Ты тоже сюда хочешь? Тебе это нужно? Я иначе не могу объяснить твоей тяги ко мне. Какого черта ты время тратишь? Тебя мама в детстве поймала на мастурбации пластмассовым «голышом», и теперь тебя тянет к этим порочным целлулоидным мальчикам вроде меня?

Ты пытаешься наверстать время, потерянное на житие-бытие с правильными людьми? Не поздновато ли становиться на такую дорожку? Хотя о чем я, ты и дорожек-то не пробовала. Самая ужасная сцена твоей молодости — это наверняка литр водки и «я та-а-акое там вытворяла» с дружками-студентами.

Да, воистину, дорожки — это моя прерогатива. Я сейчас сижу, и у меня зудит все в носу, а до кучи еще и в мочеиспускательном канале, как при приближении молочницы. Ты так морщишься, как будто не знаешь, что такое молочница. Хотя, может, ты и правда не знаешь, ты же богиня, а у богинь не бывает молочницы, это pleasure развратных девиц. Не так ли? А если ты богиня, тогда чего ты тут делаешь? Чего ты сидишь с таким лицом, как будто боишься запачкаться? Ангелам не место в грязи. Взмахни крыльями (крылышками, хе-хе-хе) и улетай.

Тебе стоит возвратиться обратно. Ты не видишь, как я тебя затягиваю во все это уебанство? Во весь этот мир, отксеренный с полотен Гойи? Ты хочешь стать таким же уродом, как и я? Не хочешь? Ну, тогда иди, вставай и иди, смотри, чтобы ноготок не увяз в десерте, как у той птички.
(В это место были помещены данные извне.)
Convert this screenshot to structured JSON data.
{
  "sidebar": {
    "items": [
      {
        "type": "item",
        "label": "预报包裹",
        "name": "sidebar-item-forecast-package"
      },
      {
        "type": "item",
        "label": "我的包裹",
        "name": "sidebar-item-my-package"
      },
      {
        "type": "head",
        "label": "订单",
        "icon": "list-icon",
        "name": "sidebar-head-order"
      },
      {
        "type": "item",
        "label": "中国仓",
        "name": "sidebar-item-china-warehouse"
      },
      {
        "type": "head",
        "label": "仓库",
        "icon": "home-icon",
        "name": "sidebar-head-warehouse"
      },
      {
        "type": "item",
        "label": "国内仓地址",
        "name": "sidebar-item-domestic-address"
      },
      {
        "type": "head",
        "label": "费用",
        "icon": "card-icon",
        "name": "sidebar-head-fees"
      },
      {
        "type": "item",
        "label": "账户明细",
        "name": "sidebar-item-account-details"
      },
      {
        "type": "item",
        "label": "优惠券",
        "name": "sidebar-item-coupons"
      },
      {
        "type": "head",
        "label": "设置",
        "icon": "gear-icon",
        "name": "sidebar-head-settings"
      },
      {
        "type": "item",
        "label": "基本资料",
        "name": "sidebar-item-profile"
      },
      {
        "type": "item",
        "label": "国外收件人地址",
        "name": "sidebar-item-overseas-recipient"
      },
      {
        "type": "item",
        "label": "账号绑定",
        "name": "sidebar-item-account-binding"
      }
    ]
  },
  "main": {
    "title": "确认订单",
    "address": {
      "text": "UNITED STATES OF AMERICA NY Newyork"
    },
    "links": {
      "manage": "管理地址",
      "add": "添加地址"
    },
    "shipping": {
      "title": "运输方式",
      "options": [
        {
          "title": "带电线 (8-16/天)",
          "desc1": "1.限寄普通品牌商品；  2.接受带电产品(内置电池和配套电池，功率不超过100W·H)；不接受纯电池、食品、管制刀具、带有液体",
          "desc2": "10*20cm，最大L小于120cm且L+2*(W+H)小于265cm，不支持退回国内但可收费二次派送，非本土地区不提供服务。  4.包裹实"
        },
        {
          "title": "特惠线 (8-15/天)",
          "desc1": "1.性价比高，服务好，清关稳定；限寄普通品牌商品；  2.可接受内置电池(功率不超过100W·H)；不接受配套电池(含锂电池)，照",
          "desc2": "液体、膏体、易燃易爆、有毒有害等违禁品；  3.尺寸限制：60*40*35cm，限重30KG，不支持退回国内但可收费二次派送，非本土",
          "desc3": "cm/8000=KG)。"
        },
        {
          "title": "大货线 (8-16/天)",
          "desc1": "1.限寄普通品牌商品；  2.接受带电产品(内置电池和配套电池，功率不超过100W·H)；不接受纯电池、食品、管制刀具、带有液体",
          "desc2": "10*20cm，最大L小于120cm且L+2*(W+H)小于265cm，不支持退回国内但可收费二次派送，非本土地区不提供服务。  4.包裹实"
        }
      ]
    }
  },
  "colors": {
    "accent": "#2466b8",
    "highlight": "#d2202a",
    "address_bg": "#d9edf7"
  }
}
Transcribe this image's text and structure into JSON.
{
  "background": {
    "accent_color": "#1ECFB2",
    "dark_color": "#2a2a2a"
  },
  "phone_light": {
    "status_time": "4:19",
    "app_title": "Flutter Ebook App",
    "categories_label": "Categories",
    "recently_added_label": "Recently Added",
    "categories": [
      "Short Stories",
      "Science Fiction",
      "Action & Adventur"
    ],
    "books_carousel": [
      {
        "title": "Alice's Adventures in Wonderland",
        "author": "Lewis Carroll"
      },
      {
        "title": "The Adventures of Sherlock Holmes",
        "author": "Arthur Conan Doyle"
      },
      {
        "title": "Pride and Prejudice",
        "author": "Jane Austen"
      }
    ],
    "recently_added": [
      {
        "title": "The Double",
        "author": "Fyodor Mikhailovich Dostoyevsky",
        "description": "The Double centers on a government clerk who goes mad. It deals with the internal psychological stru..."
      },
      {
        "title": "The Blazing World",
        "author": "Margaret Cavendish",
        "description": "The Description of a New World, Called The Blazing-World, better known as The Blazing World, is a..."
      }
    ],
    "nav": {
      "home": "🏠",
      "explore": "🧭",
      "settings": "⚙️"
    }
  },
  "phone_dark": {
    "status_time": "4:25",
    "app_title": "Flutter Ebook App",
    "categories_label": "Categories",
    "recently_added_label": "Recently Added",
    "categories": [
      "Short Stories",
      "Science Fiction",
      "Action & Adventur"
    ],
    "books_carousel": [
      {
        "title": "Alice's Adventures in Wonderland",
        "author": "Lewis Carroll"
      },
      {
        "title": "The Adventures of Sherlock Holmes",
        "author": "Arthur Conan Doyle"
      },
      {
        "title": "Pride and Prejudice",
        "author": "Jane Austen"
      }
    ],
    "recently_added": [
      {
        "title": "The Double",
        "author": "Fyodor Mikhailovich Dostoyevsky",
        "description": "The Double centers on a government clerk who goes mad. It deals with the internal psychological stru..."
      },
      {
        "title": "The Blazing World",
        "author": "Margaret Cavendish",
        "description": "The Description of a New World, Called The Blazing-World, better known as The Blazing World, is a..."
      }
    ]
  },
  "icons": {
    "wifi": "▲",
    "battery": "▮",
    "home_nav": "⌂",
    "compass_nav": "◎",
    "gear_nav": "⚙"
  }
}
И вот она встает из-за стола, комкает своими длинными пальцами салфетку и действительно уходит. Вы понимаете, о чем я? Она НА САМОМ ДЕЛЕ УХОДИТ. Не фиглярствует, как все эти куклы, которые оборвут тебе мобильник через пять минут после расставания, наплачут целое Мертвое море слез, чтобы потом выклянчить у тебя новый подарок. Нет, она на самом деле идет к выходу и, перед тем как окончательно скрыться из виду, оборачивается на меня. И, посмотрев в ее глаза, я понимаю, что она никогда больше мне не позвонит, не напишет по е-мейлу и не пришлет эсэмэс. Ничего такого. Она просто приняла решение. А я, вместо того чтобы бежать за ней следом, чтобы хватать ее за руки, целовать ей пальцы, рыдать в ее плечо, в общем, спасать эту мерзкую ситуацию, сижу и натянуто улыбаюсь. Я себе кажусь таким крутым в этот момент. Непонятно почему только. Чувак, упустивший единственный шанс быть вытащенным за уши из всей этой помойки, сидит по самую макушку в дерьме, пускает пузыри и давит лыбу. Нет, вы видели?
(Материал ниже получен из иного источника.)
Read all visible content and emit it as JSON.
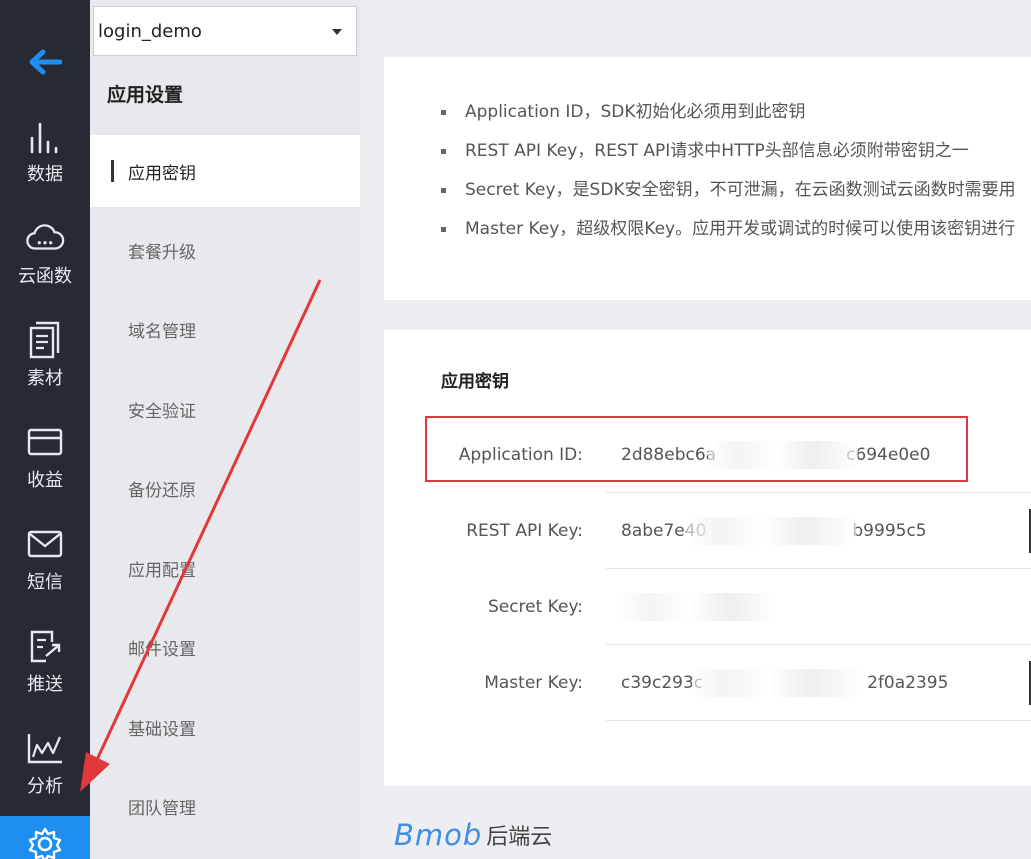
{
  "rail": {
    "items": [
      {
        "label": "数据",
        "icon": "bar-chart-icon"
      },
      {
        "label": "云函数",
        "icon": "cloud-icon"
      },
      {
        "label": "素材",
        "icon": "document-icon"
      },
      {
        "label": "收益",
        "icon": "card-icon"
      },
      {
        "label": "短信",
        "icon": "mail-icon"
      },
      {
        "label": "推送",
        "icon": "push-icon"
      },
      {
        "label": "分析",
        "icon": "line-chart-icon"
      }
    ],
    "active_color": "#1f8ef1"
  },
  "app_selector": {
    "value": "login_demo"
  },
  "submenu": {
    "title": "应用设置",
    "items": [
      {
        "label": "应用密钥",
        "active": true
      },
      {
        "label": "套餐升级"
      },
      {
        "label": "域名管理"
      },
      {
        "label": "安全验证"
      },
      {
        "label": "备份还原"
      },
      {
        "label": "应用配置"
      },
      {
        "label": "邮件设置"
      },
      {
        "label": "基础设置"
      },
      {
        "label": "团队管理"
      }
    ]
  },
  "notes": [
    "Application ID，SDK初始化必须用到此密钥",
    "REST API Key，REST API请求中HTTP头部信息必须附带密钥之一",
    "Secret Key，是SDK安全密钥，不可泄漏，在云函数测试云函数时需要用",
    "Master Key，超级权限Key。应用开发或调试的时候可以使用该密钥进行"
  ],
  "keys": {
    "title": "应用密钥",
    "rows": [
      {
        "label": "Application ID:",
        "value_start": "2d88ebc6a",
        "value_end": "c694e0e0"
      },
      {
        "label": "REST API Key:",
        "value_start": "8abe7e40",
        "value_end": "b9995c5"
      },
      {
        "label": "Secret Key:",
        "value_start": "",
        "value_end": ""
      },
      {
        "label": "Master Key:",
        "value_start": "c39c293c",
        "value_end": "2f0a2395"
      }
    ]
  },
  "brand": {
    "logo": "Bmob",
    "name": "后端云"
  },
  "annotation_color": "#e1383b"
}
Проходит минут десять, и я, кажется, начинаю понимать весь ужас произошедшего. Я закрываю лицо руками, и меня начинает трясти от осознания собственного положения. Зачем я исполнил всю эту клоунаду? Наврал ей про секс под наркотиками, издевался над ней, говорил гадости? Во имя чего я тут давал этакого измученного, отстраненного мальчика-андрогина? Зачем говорить плохо про то, что хорошо? Переворачивать все с ног на голову, чтобы еще раз сыграть на публику роль Печорина с лопнувшими в носу сосудами? Господи, какая же я скотина…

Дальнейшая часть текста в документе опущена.